A key message throughout the Strategy is that access to decent, safe, secure, warm, healthy and affordable homes across all tenures should be possible for everyone in Kent and Medway.

Delivering Affordable Warmth: A Fuel Poverty Strategy for Kent, developed by the Kent Energy Efficiency Partnership (KEEP), sets out a commitment to reduce the negative impact of fuel poverty and cold homes upon the health and wellbeing of the County’s residents. Fuel poor households are more likely to live in energy inefficient homes and this is not tenure specific, it’s a problem across all tenures that include social housing, private rented and owner-occupied properties. Just over 64,000 households in Kent and Medway were affected by fuel poverty in 2013. The Strategy highlights national targets and identifies local targets set out in the Kent Environment Strategy and Climate Local Kent, which partners will work to achieve, through the four key priorities of the Strategy:

  1. Priority 1: Information gathering and sharing
  2. Priority 2: Improving energy efficiency
  3. Priority 3: Reducing fuel costs
  4. Priority 4: Increase income – support vulnerable households to maximise income.
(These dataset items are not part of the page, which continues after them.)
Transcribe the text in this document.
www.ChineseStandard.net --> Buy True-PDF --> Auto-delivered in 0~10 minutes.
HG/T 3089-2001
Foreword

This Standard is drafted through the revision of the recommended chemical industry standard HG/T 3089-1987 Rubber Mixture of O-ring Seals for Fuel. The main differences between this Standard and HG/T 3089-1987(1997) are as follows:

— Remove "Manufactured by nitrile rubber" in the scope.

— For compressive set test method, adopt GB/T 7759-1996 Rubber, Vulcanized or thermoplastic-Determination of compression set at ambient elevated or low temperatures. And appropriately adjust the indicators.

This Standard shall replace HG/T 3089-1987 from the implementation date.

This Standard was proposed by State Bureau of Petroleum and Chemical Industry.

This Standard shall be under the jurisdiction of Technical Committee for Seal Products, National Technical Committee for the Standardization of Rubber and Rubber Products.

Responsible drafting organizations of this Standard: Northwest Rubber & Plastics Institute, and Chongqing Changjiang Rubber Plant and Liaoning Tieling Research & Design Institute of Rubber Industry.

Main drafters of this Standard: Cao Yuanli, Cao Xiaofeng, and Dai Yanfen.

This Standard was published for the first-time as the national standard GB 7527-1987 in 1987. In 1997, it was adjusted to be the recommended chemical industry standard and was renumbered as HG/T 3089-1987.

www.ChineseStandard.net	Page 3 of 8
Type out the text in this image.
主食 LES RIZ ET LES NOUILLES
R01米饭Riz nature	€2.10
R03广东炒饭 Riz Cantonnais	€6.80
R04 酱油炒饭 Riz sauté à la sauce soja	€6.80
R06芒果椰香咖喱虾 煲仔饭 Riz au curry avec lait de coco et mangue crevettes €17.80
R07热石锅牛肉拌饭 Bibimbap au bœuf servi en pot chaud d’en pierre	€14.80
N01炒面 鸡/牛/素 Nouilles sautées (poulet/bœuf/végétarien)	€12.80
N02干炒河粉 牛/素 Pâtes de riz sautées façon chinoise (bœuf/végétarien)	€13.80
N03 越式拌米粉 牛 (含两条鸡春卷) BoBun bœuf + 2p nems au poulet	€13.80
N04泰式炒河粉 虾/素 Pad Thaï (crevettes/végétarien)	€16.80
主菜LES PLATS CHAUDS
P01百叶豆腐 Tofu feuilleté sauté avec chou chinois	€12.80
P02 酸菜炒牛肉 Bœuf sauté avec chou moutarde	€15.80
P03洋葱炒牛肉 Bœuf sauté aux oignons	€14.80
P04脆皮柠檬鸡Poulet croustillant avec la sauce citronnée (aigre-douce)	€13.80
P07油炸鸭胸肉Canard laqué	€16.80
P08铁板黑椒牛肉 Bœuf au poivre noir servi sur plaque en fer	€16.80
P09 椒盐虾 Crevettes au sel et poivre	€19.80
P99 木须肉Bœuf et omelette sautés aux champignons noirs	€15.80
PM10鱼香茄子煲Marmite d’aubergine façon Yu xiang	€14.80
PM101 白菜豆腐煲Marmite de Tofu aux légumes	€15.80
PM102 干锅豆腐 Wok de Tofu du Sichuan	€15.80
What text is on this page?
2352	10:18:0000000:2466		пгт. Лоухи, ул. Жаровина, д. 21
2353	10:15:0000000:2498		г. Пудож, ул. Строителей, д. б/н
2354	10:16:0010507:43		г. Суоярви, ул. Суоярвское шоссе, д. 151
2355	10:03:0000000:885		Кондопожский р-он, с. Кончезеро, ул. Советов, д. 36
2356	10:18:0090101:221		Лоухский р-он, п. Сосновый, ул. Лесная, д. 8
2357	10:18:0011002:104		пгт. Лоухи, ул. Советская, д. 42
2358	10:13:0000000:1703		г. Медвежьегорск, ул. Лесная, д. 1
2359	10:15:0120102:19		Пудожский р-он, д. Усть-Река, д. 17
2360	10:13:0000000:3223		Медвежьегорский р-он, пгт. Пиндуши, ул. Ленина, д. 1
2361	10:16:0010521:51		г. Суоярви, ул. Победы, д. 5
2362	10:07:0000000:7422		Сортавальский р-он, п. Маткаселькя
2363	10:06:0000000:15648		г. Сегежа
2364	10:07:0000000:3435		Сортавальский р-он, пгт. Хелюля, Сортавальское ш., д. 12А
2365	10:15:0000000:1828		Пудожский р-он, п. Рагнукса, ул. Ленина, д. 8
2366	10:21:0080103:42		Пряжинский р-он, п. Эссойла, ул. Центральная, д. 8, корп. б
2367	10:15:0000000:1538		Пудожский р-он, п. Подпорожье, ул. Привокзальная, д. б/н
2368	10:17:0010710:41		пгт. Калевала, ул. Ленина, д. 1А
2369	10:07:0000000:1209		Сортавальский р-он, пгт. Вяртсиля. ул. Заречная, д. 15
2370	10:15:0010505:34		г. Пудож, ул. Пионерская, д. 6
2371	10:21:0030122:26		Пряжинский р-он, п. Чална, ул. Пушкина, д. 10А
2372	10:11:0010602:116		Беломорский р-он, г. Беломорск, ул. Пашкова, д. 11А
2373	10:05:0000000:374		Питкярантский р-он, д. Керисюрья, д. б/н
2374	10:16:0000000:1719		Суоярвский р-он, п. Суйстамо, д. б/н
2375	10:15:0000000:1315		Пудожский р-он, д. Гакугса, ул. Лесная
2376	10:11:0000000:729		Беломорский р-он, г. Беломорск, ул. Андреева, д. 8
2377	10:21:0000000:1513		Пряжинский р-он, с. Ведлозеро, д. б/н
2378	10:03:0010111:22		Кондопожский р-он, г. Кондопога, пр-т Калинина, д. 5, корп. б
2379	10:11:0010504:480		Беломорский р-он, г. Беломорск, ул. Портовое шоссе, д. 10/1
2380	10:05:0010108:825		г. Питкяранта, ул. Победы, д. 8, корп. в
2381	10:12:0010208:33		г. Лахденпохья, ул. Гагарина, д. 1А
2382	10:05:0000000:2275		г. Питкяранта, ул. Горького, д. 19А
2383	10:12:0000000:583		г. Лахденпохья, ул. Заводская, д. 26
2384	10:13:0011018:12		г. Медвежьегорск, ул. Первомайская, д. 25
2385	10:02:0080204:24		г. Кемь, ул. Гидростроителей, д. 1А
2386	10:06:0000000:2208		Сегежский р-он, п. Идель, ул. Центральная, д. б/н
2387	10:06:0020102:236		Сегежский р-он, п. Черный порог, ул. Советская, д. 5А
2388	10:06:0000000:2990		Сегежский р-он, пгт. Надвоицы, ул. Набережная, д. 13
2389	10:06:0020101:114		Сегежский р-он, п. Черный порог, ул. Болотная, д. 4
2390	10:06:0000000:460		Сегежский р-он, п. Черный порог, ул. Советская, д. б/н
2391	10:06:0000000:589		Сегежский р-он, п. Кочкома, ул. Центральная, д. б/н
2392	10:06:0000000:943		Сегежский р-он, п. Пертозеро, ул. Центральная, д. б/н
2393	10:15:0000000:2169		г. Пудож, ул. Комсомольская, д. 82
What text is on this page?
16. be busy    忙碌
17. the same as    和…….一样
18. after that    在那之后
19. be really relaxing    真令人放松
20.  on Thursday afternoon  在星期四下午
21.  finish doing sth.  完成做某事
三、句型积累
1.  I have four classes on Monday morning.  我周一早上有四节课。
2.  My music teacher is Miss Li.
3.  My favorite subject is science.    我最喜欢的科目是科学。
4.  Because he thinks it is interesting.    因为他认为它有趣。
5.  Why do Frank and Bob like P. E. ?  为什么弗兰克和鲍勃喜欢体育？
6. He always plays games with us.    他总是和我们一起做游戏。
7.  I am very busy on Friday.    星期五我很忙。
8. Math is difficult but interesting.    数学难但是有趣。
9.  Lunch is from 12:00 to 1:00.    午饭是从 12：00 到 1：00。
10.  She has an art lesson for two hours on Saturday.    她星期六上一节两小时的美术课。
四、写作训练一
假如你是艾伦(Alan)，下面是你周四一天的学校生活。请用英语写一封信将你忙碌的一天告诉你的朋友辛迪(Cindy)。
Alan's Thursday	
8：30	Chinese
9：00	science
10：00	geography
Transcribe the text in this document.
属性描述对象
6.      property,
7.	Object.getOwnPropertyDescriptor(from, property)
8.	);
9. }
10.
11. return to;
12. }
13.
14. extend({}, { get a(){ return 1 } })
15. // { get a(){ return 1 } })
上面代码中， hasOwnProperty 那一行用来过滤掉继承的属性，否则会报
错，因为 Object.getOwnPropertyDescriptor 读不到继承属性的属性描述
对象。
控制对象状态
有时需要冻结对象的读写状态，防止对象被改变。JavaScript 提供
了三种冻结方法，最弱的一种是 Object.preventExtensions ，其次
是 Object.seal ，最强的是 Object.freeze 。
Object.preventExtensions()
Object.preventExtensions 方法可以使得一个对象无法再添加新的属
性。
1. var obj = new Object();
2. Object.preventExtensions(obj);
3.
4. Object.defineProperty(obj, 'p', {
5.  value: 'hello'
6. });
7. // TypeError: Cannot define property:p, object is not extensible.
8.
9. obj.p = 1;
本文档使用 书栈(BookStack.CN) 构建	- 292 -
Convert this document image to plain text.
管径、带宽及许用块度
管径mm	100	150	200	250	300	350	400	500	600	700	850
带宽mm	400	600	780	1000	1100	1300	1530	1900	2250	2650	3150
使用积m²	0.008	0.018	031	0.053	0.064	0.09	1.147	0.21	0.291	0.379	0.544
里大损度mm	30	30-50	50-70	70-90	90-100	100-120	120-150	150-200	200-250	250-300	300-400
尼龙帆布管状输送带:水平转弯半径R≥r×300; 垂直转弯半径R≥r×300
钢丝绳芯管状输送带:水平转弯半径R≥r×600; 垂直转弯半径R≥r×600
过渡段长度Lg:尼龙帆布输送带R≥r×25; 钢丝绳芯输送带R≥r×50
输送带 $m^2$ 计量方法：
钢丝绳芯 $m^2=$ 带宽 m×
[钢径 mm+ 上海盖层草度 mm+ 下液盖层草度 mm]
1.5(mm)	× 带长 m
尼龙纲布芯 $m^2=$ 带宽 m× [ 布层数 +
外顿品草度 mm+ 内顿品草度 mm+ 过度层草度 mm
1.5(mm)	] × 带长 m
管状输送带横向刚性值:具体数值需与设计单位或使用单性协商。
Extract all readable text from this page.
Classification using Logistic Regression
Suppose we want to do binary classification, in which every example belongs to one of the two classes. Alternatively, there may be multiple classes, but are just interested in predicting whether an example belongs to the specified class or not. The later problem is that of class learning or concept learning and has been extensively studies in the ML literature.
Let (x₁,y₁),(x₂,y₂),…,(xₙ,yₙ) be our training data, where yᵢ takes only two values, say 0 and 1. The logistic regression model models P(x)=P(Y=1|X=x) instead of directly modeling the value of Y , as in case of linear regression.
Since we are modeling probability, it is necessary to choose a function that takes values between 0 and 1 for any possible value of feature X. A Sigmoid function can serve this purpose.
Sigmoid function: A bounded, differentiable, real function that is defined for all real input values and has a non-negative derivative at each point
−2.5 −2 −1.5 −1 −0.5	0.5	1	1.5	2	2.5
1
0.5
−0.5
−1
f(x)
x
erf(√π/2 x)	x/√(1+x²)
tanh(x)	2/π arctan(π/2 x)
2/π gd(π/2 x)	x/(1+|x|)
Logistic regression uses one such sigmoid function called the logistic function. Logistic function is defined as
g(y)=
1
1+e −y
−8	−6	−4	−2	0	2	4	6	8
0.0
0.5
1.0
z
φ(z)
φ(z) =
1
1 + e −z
The Kent Joint Health and Wellbeing Strategy: outcomes for Kent outlines the priority areas and how we would like to work together to improve people’s health and reduce health inequalities in the county, with a vision “To improve health and wellbeing outcomes, deliver better coordination quality care, improve the public’s experience of integrated health and social care services, and ensure that the individual is involved and at the heart of everything we do.” The Kent and Medway Joint Health and Wellbeing Board and Transformation Partnership has agreed the Case for Change plan about how services need to change to focus on the priorities in the Strategy and achieve the right care for people.